Comment ? En modifiant complètement la notion de salariat déguisé. "Aujourd'hui, un travailleur indépendant qui ne produit quasiment que pour une entreprise se fait très souvent requalifier par l'Urssaf comme salarié de cette société. C'est symptomatique d'un modèle social qui ne veut pas réfléchir à d'autres formes d'emploi que le salariat", analyse Grégoire Leclercq.

 

Les indépendants ne font pas grève

Pour lui, il faut que les indépendants participent différemment au système de prestation sociales.

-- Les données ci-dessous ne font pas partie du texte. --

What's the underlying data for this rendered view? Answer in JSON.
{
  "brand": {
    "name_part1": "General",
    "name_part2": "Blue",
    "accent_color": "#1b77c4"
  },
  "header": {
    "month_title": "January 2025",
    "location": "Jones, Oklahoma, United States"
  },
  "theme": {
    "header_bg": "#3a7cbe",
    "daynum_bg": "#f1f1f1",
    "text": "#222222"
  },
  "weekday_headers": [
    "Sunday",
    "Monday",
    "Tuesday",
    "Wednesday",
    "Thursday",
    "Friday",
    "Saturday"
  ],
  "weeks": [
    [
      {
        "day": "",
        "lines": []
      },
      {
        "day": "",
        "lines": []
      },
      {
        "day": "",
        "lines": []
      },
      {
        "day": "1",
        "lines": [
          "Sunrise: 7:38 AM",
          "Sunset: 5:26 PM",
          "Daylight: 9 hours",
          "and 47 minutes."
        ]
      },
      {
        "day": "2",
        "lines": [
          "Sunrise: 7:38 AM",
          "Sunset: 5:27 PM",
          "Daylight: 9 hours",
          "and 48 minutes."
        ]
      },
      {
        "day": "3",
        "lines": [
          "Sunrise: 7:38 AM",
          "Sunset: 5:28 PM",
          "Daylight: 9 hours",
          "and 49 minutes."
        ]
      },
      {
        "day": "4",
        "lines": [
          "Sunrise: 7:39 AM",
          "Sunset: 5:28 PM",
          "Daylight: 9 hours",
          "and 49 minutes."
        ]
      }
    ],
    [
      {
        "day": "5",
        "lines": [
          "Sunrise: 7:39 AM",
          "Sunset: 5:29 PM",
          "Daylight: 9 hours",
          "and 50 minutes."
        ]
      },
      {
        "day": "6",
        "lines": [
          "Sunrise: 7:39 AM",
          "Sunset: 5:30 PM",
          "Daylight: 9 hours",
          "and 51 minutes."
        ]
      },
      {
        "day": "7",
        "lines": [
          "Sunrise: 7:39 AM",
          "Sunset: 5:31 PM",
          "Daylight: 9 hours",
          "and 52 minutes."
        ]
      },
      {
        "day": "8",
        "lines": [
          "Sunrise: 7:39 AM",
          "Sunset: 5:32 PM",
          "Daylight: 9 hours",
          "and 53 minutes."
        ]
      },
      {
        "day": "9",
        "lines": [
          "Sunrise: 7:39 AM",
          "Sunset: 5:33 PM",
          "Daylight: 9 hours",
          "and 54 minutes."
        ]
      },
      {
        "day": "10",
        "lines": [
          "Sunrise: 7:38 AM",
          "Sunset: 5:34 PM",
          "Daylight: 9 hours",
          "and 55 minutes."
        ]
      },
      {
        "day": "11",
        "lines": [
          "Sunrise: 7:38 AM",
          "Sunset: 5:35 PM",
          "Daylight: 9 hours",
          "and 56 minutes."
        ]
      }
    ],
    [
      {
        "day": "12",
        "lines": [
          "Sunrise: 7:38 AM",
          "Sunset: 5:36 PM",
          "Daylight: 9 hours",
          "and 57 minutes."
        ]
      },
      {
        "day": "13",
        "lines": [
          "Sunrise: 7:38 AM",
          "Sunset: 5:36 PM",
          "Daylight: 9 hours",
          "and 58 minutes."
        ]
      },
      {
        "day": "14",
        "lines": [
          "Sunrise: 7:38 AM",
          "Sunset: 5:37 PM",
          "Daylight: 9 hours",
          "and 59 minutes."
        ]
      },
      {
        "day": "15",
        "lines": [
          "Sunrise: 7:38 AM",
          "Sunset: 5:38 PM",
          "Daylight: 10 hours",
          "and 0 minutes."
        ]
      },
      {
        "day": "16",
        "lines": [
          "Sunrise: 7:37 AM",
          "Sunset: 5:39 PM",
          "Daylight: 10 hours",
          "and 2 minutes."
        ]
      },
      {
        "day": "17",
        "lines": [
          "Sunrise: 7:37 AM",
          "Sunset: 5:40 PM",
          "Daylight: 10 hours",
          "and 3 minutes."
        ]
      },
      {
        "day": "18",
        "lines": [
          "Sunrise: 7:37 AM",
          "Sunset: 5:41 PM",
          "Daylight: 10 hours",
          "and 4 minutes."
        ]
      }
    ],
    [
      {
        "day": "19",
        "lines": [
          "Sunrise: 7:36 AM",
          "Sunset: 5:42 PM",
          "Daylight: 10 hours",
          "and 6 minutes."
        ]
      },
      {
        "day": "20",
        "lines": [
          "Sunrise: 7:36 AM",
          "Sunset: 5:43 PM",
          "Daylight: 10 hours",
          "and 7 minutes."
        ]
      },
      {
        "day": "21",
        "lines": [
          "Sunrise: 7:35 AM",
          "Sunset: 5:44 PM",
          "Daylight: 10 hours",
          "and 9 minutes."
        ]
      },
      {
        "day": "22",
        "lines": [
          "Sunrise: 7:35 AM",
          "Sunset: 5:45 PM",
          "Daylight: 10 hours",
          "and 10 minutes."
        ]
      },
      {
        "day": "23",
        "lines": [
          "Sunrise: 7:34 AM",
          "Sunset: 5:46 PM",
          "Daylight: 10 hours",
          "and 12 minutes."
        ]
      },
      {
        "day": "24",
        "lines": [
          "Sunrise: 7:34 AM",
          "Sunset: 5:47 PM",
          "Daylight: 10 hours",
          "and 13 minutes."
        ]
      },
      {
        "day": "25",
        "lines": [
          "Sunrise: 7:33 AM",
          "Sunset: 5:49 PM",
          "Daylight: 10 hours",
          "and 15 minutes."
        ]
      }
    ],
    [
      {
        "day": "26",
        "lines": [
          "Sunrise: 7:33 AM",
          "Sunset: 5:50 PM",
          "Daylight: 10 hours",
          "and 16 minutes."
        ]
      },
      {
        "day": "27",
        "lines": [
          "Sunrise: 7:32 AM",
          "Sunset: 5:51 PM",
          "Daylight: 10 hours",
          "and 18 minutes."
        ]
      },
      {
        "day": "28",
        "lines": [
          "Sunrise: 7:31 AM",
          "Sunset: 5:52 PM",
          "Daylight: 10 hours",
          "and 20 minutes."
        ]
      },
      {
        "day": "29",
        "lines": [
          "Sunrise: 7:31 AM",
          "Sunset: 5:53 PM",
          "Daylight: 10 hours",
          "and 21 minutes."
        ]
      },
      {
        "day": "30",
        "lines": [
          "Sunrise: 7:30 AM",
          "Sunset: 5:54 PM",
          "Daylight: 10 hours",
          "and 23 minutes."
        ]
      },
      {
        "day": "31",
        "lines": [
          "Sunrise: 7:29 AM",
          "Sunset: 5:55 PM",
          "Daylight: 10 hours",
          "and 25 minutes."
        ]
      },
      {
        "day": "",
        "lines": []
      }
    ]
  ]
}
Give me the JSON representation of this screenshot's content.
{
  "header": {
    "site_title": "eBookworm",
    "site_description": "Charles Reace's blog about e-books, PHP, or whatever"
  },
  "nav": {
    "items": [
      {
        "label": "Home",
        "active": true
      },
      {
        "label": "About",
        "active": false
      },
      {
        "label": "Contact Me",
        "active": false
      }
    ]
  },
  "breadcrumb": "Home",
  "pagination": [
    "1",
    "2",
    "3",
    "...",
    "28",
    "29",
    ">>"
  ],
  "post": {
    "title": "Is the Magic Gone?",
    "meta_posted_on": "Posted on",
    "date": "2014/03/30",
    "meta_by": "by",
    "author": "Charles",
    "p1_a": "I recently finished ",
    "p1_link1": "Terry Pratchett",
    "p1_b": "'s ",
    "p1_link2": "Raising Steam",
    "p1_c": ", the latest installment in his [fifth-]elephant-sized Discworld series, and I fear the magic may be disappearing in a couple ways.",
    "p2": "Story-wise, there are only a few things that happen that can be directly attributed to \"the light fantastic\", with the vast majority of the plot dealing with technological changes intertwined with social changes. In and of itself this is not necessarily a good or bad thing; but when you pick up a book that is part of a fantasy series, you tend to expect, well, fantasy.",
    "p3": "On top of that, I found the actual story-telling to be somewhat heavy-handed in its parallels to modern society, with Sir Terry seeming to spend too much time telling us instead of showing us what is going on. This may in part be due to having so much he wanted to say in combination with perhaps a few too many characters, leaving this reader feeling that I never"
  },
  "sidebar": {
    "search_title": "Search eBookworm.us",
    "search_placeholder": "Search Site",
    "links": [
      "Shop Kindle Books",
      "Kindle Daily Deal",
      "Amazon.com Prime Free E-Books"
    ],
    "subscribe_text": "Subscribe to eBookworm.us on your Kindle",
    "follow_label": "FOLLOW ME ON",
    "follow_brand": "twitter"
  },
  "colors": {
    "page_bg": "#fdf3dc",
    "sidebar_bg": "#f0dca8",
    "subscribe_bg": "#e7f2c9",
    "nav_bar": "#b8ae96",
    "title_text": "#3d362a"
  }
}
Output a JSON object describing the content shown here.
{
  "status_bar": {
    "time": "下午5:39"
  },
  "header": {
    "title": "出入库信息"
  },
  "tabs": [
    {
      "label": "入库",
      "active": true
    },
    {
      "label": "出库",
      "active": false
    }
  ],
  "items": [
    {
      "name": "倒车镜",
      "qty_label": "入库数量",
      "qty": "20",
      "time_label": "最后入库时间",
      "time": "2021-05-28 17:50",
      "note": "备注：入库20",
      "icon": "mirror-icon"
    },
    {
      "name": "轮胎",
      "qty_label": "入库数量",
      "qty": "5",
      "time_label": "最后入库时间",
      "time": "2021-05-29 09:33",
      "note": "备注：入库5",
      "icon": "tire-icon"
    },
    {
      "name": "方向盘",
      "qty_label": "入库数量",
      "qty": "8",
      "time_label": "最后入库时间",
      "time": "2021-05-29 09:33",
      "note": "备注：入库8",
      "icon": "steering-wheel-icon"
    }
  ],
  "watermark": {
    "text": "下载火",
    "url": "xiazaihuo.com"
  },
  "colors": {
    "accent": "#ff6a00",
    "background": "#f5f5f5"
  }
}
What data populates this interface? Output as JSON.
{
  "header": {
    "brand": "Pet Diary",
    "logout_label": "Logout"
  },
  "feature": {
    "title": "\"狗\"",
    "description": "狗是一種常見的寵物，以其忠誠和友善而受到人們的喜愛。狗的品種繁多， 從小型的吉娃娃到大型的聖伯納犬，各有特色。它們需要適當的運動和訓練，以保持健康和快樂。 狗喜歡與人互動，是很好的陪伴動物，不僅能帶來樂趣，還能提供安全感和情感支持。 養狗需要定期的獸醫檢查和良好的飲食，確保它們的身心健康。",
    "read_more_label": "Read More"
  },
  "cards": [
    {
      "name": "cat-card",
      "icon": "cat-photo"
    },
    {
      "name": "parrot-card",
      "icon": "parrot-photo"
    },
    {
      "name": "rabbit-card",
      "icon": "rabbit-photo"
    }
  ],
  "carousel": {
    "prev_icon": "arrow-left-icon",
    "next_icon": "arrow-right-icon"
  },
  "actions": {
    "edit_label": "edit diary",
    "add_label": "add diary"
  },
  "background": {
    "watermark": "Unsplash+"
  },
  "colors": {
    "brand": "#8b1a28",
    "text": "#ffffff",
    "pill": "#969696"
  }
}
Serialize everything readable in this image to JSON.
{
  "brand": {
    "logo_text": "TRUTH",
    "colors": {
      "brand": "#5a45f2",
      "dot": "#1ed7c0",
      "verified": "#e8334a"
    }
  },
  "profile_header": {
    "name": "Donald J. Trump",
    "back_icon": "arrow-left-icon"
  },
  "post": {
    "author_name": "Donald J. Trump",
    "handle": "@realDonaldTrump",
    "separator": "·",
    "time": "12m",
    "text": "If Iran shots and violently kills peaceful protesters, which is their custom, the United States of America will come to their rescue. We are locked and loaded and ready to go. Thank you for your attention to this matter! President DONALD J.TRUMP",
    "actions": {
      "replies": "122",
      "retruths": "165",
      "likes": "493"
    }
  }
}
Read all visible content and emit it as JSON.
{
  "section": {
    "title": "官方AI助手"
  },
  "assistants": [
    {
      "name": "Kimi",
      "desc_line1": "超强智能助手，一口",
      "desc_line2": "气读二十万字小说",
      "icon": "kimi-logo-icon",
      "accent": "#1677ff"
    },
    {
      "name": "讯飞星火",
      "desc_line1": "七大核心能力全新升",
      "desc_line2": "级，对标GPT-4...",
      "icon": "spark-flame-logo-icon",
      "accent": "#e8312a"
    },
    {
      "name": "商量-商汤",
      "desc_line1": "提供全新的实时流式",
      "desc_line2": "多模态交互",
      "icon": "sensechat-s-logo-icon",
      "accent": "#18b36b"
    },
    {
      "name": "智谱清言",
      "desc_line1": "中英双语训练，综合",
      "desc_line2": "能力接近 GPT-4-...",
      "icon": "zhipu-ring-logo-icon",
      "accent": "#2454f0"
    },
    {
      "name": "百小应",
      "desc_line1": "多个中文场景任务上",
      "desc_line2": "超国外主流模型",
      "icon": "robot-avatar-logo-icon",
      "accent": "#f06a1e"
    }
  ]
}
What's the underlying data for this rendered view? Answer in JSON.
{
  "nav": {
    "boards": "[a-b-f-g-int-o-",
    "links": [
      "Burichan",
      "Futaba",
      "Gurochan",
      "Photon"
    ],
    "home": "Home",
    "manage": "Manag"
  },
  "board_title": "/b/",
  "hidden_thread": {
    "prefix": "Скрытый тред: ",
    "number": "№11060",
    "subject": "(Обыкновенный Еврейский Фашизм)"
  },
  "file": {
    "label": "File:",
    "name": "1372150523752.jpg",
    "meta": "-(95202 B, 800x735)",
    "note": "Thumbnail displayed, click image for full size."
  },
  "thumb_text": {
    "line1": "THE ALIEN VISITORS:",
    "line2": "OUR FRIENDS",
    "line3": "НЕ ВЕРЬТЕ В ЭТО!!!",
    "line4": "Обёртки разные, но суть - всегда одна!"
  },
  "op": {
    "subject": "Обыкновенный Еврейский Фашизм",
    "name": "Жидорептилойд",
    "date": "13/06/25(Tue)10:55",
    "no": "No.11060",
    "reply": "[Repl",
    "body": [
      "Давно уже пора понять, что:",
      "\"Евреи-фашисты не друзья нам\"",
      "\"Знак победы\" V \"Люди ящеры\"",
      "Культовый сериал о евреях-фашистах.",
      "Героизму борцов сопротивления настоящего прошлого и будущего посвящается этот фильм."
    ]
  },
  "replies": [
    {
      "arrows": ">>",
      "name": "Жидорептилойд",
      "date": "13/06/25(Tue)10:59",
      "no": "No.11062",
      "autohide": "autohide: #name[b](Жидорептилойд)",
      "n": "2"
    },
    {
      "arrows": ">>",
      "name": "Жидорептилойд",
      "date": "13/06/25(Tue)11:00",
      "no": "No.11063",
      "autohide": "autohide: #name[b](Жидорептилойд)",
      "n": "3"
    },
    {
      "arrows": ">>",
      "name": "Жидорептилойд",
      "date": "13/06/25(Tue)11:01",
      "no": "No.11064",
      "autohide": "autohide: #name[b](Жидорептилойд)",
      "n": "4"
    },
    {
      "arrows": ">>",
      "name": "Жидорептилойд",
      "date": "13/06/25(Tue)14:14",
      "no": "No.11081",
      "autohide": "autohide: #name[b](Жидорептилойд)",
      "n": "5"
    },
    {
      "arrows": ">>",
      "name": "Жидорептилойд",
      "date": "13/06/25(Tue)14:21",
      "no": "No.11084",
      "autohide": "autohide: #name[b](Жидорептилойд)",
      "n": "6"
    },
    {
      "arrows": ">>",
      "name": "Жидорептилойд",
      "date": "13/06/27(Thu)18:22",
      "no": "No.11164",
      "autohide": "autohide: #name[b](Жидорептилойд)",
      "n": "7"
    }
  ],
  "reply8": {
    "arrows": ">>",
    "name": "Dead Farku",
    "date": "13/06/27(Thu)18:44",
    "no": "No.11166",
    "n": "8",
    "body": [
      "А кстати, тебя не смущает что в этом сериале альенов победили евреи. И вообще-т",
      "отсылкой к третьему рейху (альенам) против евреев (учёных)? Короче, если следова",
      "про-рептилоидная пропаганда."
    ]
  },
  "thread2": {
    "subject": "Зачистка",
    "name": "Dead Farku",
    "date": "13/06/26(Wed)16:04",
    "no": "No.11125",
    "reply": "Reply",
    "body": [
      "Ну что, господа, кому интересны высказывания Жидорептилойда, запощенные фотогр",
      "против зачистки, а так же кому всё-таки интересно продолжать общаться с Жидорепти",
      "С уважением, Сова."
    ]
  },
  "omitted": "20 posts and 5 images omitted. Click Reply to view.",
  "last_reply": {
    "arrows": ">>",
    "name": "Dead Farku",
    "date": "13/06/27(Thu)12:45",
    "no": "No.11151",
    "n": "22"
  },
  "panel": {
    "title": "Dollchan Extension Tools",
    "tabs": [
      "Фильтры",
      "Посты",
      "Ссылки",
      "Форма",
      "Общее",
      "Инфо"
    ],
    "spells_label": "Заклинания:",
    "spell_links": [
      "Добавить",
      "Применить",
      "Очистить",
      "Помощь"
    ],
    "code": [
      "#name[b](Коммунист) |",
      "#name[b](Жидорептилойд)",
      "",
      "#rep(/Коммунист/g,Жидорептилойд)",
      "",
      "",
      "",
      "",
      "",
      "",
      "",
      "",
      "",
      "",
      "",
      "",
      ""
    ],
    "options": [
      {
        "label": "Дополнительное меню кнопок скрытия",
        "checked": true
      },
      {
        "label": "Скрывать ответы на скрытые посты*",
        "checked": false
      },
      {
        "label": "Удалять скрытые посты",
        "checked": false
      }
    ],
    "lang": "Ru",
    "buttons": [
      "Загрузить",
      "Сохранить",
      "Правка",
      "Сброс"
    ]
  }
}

Il propose par exemple de muscler leurs cotisations retraites et de créer une "assistance prévoyance renforcée" pour qu'ils puissent toucher des indemnités journalières lorsqu'ils tombent malades. Il voudrait aussi réfléchir à la création de comités d'entreprises destinés aux indépendants, pour qu'ils bénéficient des mêmes avantages que les salariés des grands groupes (chèques cadeaux, vacances à prix réduits…).

 

Ces mesures pourraient être défendues par un syndicat des indépendants, comme il en existe un aux Etats-Unis (Freelancers union) ou au Royaume-Uni (Federation of small businesses). Mais Grégoire Leclercq refuse que son organisation soit qualifiée de syndicaliste : "Nous sommes dans une logique du faire, pas dans une logique du dire, ni du blocage. Je n'aime pas l'idée de grève qui se cache derrière le syndicalisme en France. Les indépendants ne font pas grève."